In Step 1 of the testing process, the fair value of the reporting unit (RU) is determined and compared to its book value, including goodwill. If the fair value of the RU exceeds its book value, goodwill of the RU generally is not impaired; if the book value of the RU exceeds its fair value, the testing proceeds to Step 2. In Step 2, the RU's fair value is allocated to its assets and liabilities following acquisition accounting procedures to determine the implied fair value of goodwill. This hypothetical acquisition accounting process is applied only for the purpose of determining whether goodwill must be reduced; it is not used to adjust the book values of other assets or liabilities. There is an impairment if (and to the extent) the carrying value of goodwill exceeds its implied fair value. An impairment loss reduces the recorded goodwill and cannot subsequently be reversed.

Numerous tax law and tax accounting considerations can effect whether there is an impairment of goodwill as well as the amount of impairment. This article discusses five primary tax focal points, beginning at the outset of Step i with the determination of the fair value of the reporting unit.

Tax Focal Point #1: The fair value of the RU is determined from the perspective of appropriate "market participants."

That means giving consideration to the potential buyers likely to consider acquiring a controlling interest in the RU at the time of testing. In other words, the fair value is the price that would be received if the RU were sold in an orderly transaction between market participants at the testing date. Specific market participants need not be identified; the emphasis instead is on identifying the relevant distinguishing characteristics of likely buyers. Market participants might even be identified as a group, such as strategic versus financial buyers, industry, or geographic competitors.

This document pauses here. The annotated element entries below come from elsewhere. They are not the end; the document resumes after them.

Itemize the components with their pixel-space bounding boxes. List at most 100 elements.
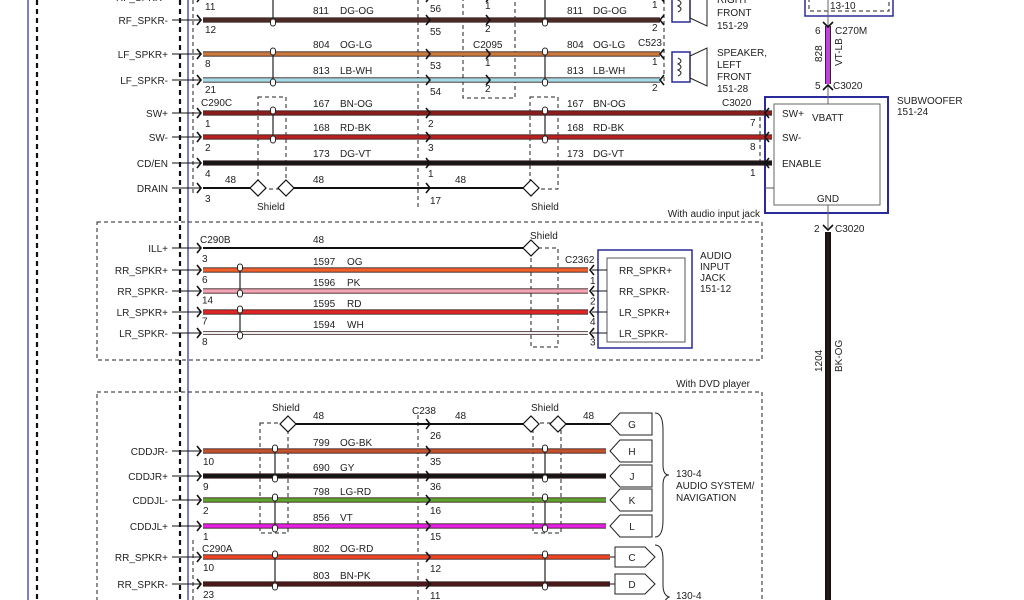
pin-number: 10 [203,457,215,468]
twist-loop-icon [542,135,548,144]
connector-chevron-icon [196,470,203,482]
pin-number: 12 [430,564,442,575]
twist-loop-icon [272,582,278,591]
pin-number: 53 [430,61,442,72]
connector-chevron-icon [425,182,432,194]
shield-diamond-icon [522,239,540,257]
brace-speakers [654,544,671,600]
pin-number: 1 [590,276,596,287]
shield-box-left [257,96,287,190]
audio-jack-name: JACK [700,273,726,284]
speaker-cone-icon [689,0,708,27]
connector-chevron-icon [425,418,432,430]
twist-loop-icon [237,289,243,298]
signal-label: CD/EN [137,159,168,170]
pin-number: 21 [205,85,217,96]
terminal-connector [609,439,653,463]
circuit-number: 167 [313,99,330,110]
circuit-number: 1597 [313,257,336,268]
connector-chevron-icon [196,285,203,297]
wire-color-code: LG-RD [340,487,371,498]
shield-diamond-icon [249,179,267,197]
pin-number: 5 [815,81,821,92]
pin-number: 11 [430,591,441,600]
pin-number: 2 [203,506,209,517]
signal-label: ILL+ [148,244,168,255]
connector-label: C290A [202,544,233,555]
wire-color-code: RD-BK [340,123,371,134]
signal-label: RR_SPKR+ [115,266,168,277]
connector-chevron-icon [196,494,203,506]
connector-chevron-icon [196,264,203,276]
terminal-letter: J [630,472,635,483]
connector-chevron-icon [658,48,665,60]
terminal-connector [609,464,653,488]
wire-color-code: BN-OG [593,99,626,110]
pin-number: 2 [652,23,658,34]
terminal-letter: H [628,447,635,458]
connector-chevron-icon [588,306,595,318]
connector-chevron-icon [196,306,203,318]
circuit-number: 1595 [313,299,336,310]
pin-number: 8 [205,59,211,70]
gauge-label: 48 [313,175,325,186]
subwoofer-inner-box [773,103,881,206]
connector-chevron-icon [196,157,203,169]
connector-label: C3020 [835,224,865,235]
connector-chevron-icon [196,551,203,563]
circuit-number: 802 [313,544,330,555]
pin-number: 3 [590,338,596,349]
twist-loop-icon [237,305,243,314]
twist-loop-icon [542,524,548,533]
circuit-number: 811 [567,6,583,17]
pin-number: 2 [485,24,491,35]
shield-diamond-icon [522,415,540,433]
connector-label: C238 [412,406,436,417]
connector-chevron-icon [196,14,203,26]
pin-number: 6 [202,275,208,286]
connector-chevron-icon [588,285,595,297]
pin-number: 1 [203,532,209,543]
speaker-cone-icon [689,47,708,87]
connector-c2095-box [462,0,516,99]
circuit-number: 813 [567,66,584,77]
signal-label: RR_SPKR- [117,580,168,591]
connector-label: C290C [201,98,232,109]
audio-jack-outer-box [597,249,693,349]
gauge-label: 48 [455,175,467,186]
signal-label: SW- [149,133,168,144]
circuit-number: 167 [567,99,584,110]
pin-number: 35 [430,457,442,468]
pin-number: 2 [205,143,211,154]
connector-chevron-icon [425,14,432,26]
pin-number: 3 [205,194,211,205]
pin-number: 2 [485,84,491,95]
wire-color-code: LB-WH [340,66,372,77]
twist-loop-icon [542,474,548,483]
wire-color-code: BN-OG [340,99,373,110]
circuit-number: 690 [313,463,330,474]
pin-number: 56 [430,4,442,15]
pin-number: 11 [205,2,216,13]
terminal-connector [609,412,653,436]
connector-chevron-icon [485,0,489,3]
speaker-lf-label: SPEAKER, [717,48,767,59]
signal-label: LR_SPKR- [119,329,168,340]
pin-number: 6 [815,26,821,37]
connector-chevron-icon [485,48,492,60]
connector-label: C270M [835,26,867,37]
connector-chevron-icon [658,74,665,86]
connector-chevron-icon [196,48,203,60]
pin-number: 3 [428,143,434,154]
connector-chevron-icon [485,74,492,86]
pin-number: 12 [205,25,217,36]
terminal-letter: D [628,580,635,591]
connector-chevron-icon [588,264,595,276]
connector-chevron-icon [661,0,665,3]
terminal-letter: K [629,496,636,507]
wire-color-code: OG-LG [340,40,372,51]
wire-color-code: RD [347,299,361,310]
twist-loop-icon [237,263,243,272]
twist-loop-icon [270,106,276,115]
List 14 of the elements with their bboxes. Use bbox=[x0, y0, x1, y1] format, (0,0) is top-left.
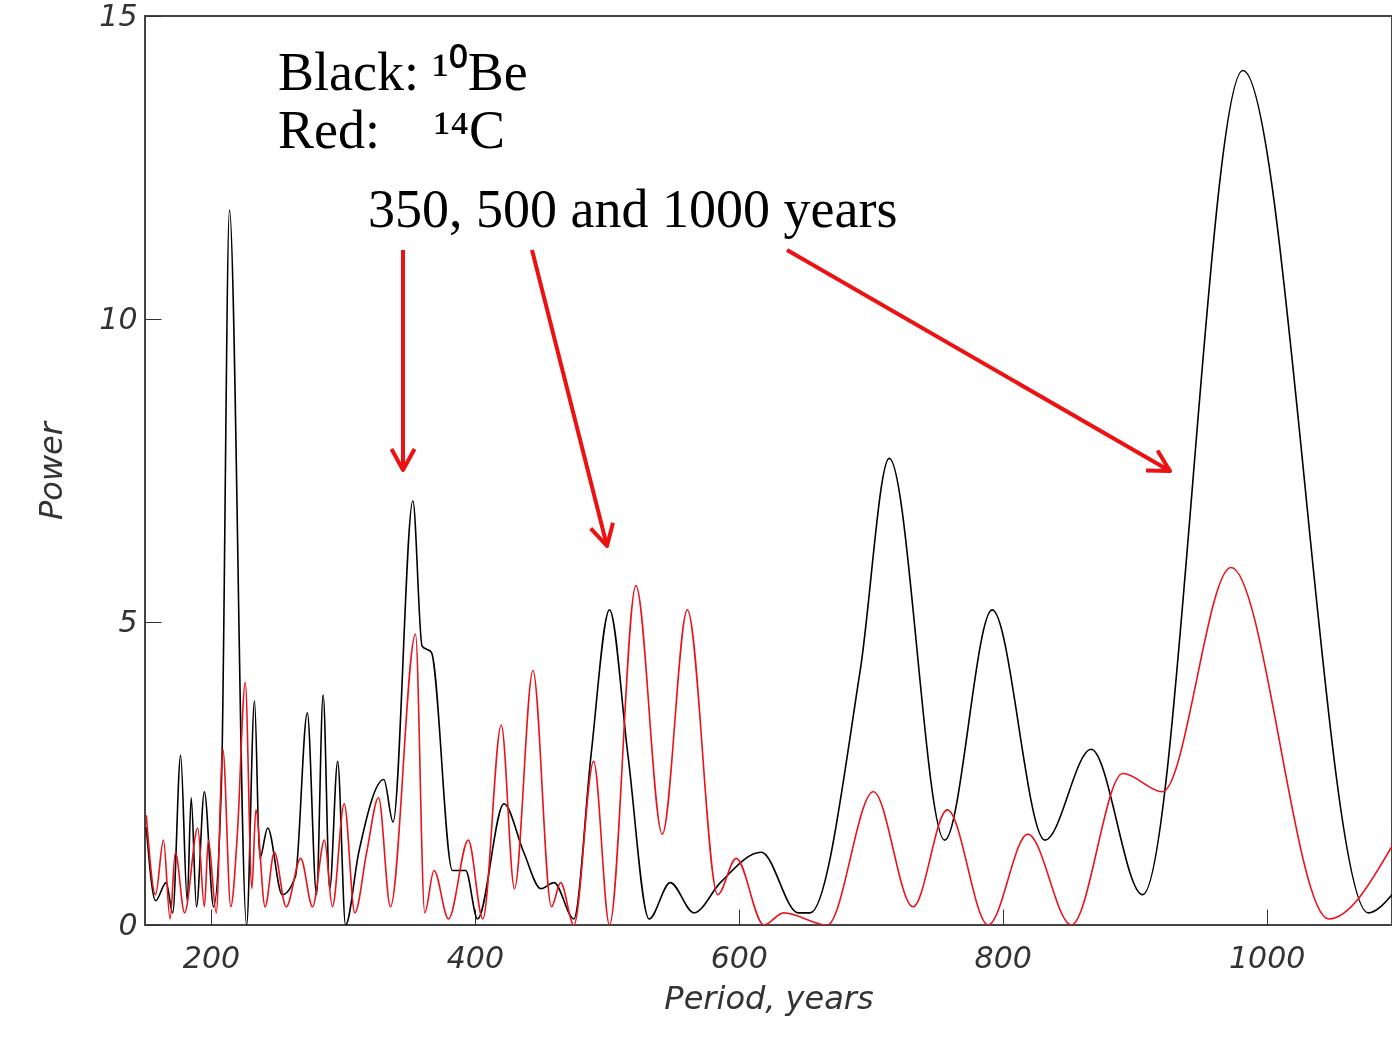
x-tick-label: 1000 bbox=[1228, 939, 1306, 975]
y-tick-label: 0 bbox=[118, 906, 138, 942]
y-tick-label: 5 bbox=[118, 603, 138, 639]
y-tick-label: 10 bbox=[99, 300, 138, 336]
x-axis-title: Period, years bbox=[664, 978, 874, 1017]
x-tick-label: 600 bbox=[710, 939, 768, 975]
x-tick-label: 800 bbox=[974, 939, 1032, 975]
x-tick-label: 200 bbox=[182, 939, 241, 975]
y-tick-label: 15 bbox=[99, 0, 138, 33]
annotation: 350, 500 and 1000 years bbox=[368, 179, 898, 239]
y-axis-title: Power bbox=[32, 420, 71, 520]
x-tick-label: 400 bbox=[446, 939, 505, 975]
annotation: Black: ¹⁰Be bbox=[278, 42, 528, 102]
annotation: Red: ¹⁴C bbox=[278, 100, 506, 160]
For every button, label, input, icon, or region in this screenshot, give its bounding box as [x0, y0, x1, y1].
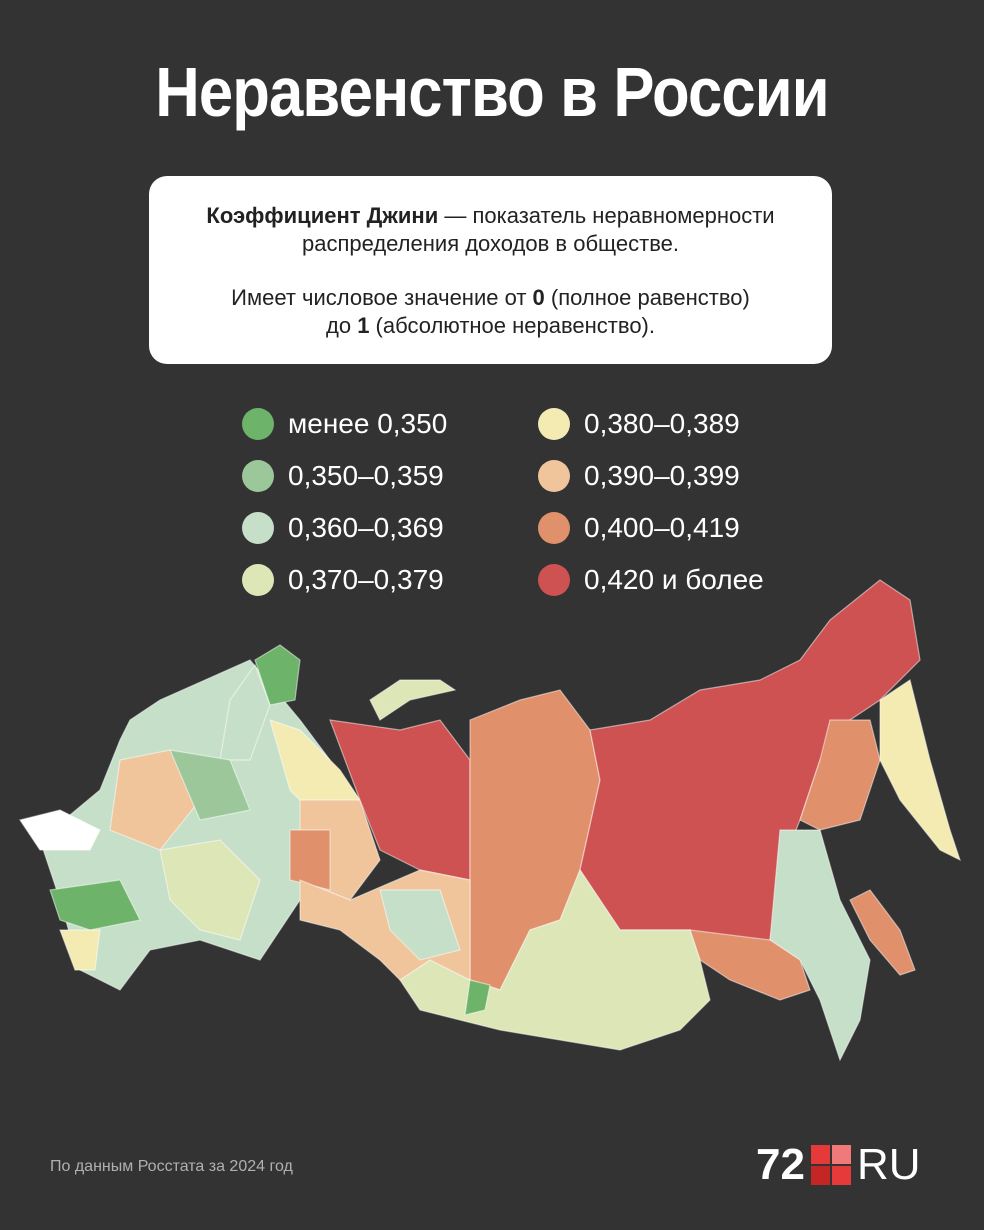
logo-number: 72 — [756, 1140, 805, 1189]
legend-label: 0,390–0,399 — [584, 460, 740, 491]
region — [369, 679, 457, 721]
info-box: Коэффициент Джини — показатель неравноме… — [149, 176, 832, 364]
region — [849, 889, 916, 976]
region — [219, 663, 271, 761]
legend-swatch — [538, 408, 570, 440]
info-text: до — [326, 313, 358, 338]
legend-swatch — [242, 512, 274, 544]
info-line: Коэффициент Джини — показатель неравноме… — [149, 202, 832, 230]
legend-label: 0,400–0,419 — [584, 512, 740, 543]
region — [289, 829, 331, 891]
region — [169, 749, 251, 821]
legend-swatch — [242, 460, 274, 492]
legend-label: менее 0,350 — [288, 408, 448, 439]
legend-item: 0,390–0,399 — [538, 460, 740, 492]
logo: 72 RU — [756, 1140, 921, 1190]
legend-item: 0,360–0,369 — [242, 512, 444, 544]
region — [799, 719, 881, 831]
legend-label: 0,370–0,379 — [288, 564, 444, 595]
legend-swatch — [538, 564, 570, 596]
legend-item: менее 0,350 — [242, 408, 447, 440]
info-line: распределения доходов в обществе. — [149, 230, 832, 258]
region-no-data — [19, 809, 101, 851]
source: По данным Росстата за 2024 год — [50, 1158, 293, 1175]
legend-item: 0,380–0,389 — [538, 408, 740, 440]
info-text: 1 — [357, 313, 370, 338]
region — [379, 889, 461, 961]
region — [49, 879, 141, 931]
legend-item: 0,420 и более — [538, 564, 764, 596]
map — [19, 579, 962, 1062]
logo-text: RU — [856, 1140, 921, 1189]
region — [464, 979, 491, 1016]
legend-swatch — [538, 460, 570, 492]
info-text: Имеет числовое значение от — [231, 285, 533, 310]
info-text: (полное равенство) — [544, 285, 750, 310]
legend-label: 0,360–0,369 — [288, 512, 444, 543]
info-text: распределения доходов в обществе. — [301, 231, 680, 256]
info-line: до 1 (абсолютное неравенство). — [149, 312, 832, 340]
title: Неравенство в России — [155, 53, 829, 131]
legend-item: 0,350–0,359 — [242, 460, 444, 492]
region — [689, 929, 811, 1001]
legend-swatch — [242, 408, 274, 440]
region — [879, 679, 962, 862]
legend-swatch — [538, 512, 570, 544]
legend-swatch — [242, 564, 274, 596]
legend-label: 0,350–0,359 — [288, 460, 444, 491]
legend-label: 0,380–0,389 — [584, 408, 740, 439]
region — [769, 829, 871, 1062]
info-line: Имеет числовое значение от 0 (полное рав… — [149, 284, 832, 312]
logo-icon — [810, 1145, 851, 1185]
legend-label: 0,420 и более — [584, 564, 764, 595]
info-text: 0 — [532, 285, 545, 310]
legend-item: 0,370–0,379 — [242, 564, 444, 596]
legend-item: 0,400–0,419 — [538, 512, 740, 544]
info-text: — показатель неравномерности — [438, 203, 775, 228]
legend: менее 0,350 0,350–0,359 0,360–0,369 0,370–0… — [242, 408, 764, 596]
info-text: Коэффициент Джини — [206, 203, 439, 228]
region — [59, 929, 101, 971]
region — [159, 839, 261, 941]
region — [109, 749, 201, 851]
info-text: (абсолютное неравенство). — [369, 313, 655, 338]
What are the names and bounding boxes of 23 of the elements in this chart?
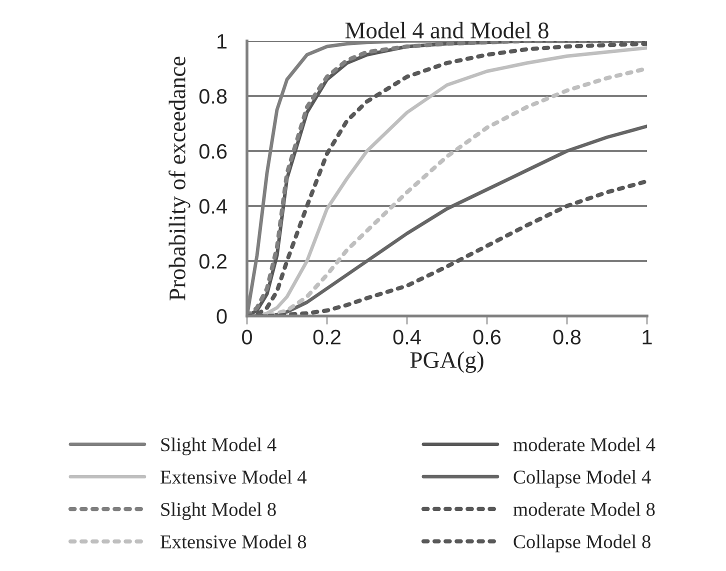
legend-label: Collapse Model 8 — [514, 534, 650, 552]
x-tick-label: 0.4 — [393, 330, 421, 344]
x-tick-label: 0 — [242, 330, 252, 344]
legend-label: moderate Model 8 — [513, 502, 655, 516]
legend-label: Extensive Model 8 — [160, 534, 306, 548]
legend-label: Extensive Model 4 — [160, 470, 307, 484]
legend-label: Slight Model 8 — [161, 502, 276, 520]
y-axis-title: Probability of exceedance — [168, 56, 190, 300]
y-tick-label: 0.8 — [199, 89, 227, 104]
y-tick-label: 0.4 — [199, 199, 227, 214]
y-tick-label: 1 — [218, 34, 227, 49]
legend-label: Collapse Model 4 — [514, 470, 651, 488]
x-tick-label: 0.6 — [473, 330, 501, 344]
y-tick-label: 0.2 — [199, 254, 227, 269]
y-tick-label: 0.6 — [199, 144, 227, 159]
chart-title: Model 4 and Model 8 — [345, 22, 548, 38]
legend-label: Slight Model 4 — [161, 438, 276, 456]
legend-label: moderate Model 4 — [513, 438, 656, 452]
y-tick-label: 0 — [216, 309, 227, 324]
x-tick-label: 0.8 — [553, 330, 581, 344]
x-tick-label: 1 — [642, 330, 652, 344]
x-tick-label: 0.2 — [313, 330, 340, 344]
x-axis-title: PGA(g) — [410, 351, 484, 373]
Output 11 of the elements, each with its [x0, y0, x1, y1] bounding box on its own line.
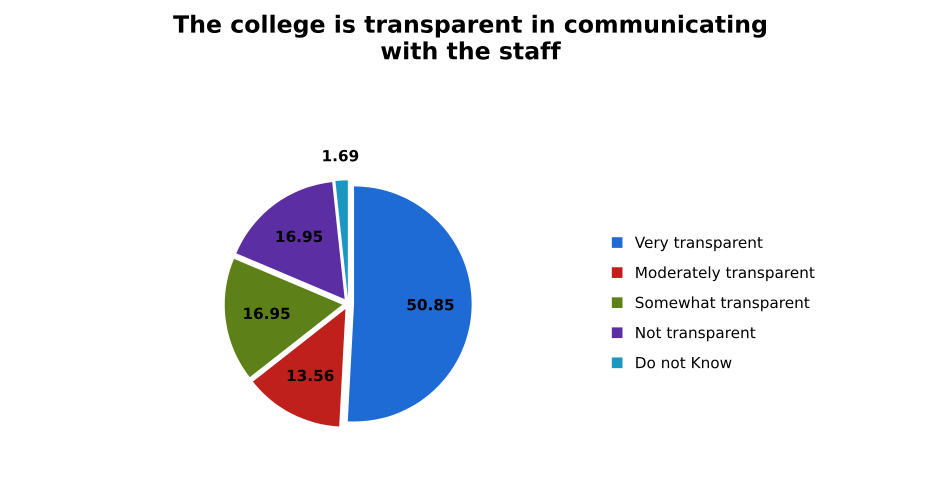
legend-label: Not transparent	[636, 326, 756, 342]
legend-label: Somewhat transparent	[636, 296, 810, 312]
data-label: 16.95	[244, 308, 290, 320]
data-label: 50.85	[407, 298, 454, 310]
data-label: 1.69	[323, 150, 358, 162]
chart-title: The college is transparent in communicating with the staff	[173, 14, 766, 60]
data-label: 13.56	[288, 370, 334, 382]
legend-label: Do not Know	[636, 357, 732, 368]
legend-label: Moderately transparent	[636, 266, 815, 282]
data-label: 16.95	[276, 230, 322, 242]
legend-label: Very transparent	[634, 236, 763, 252]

The structure of a hypothetical business disposal, including relevant tax elections and planning, can affect the income taxation of the seller and the buyer. The structure of a disposal can also dictate whether existing tax attributes (e.g., net operating loss or tax credit carry-forwards) of the RU would be transferred to a buyer. As a result, the disposal structure can effect what a market participant would pay to acquire a reporting unit. Indeed, it is not uncommon for a business disposal to attract alternative pricing offers depending upon how the seller and buyer ultimately agree to structure the transaction in order to optimize the associated tax consequences. That can be the case even when a market-based rather than income-based valuation model is used as the primary pricing methodology. Accordingly, the fair value in Step 1 should reflect the assumed effect that tax considerations would have on the price market participants would be willing to pay for the RU.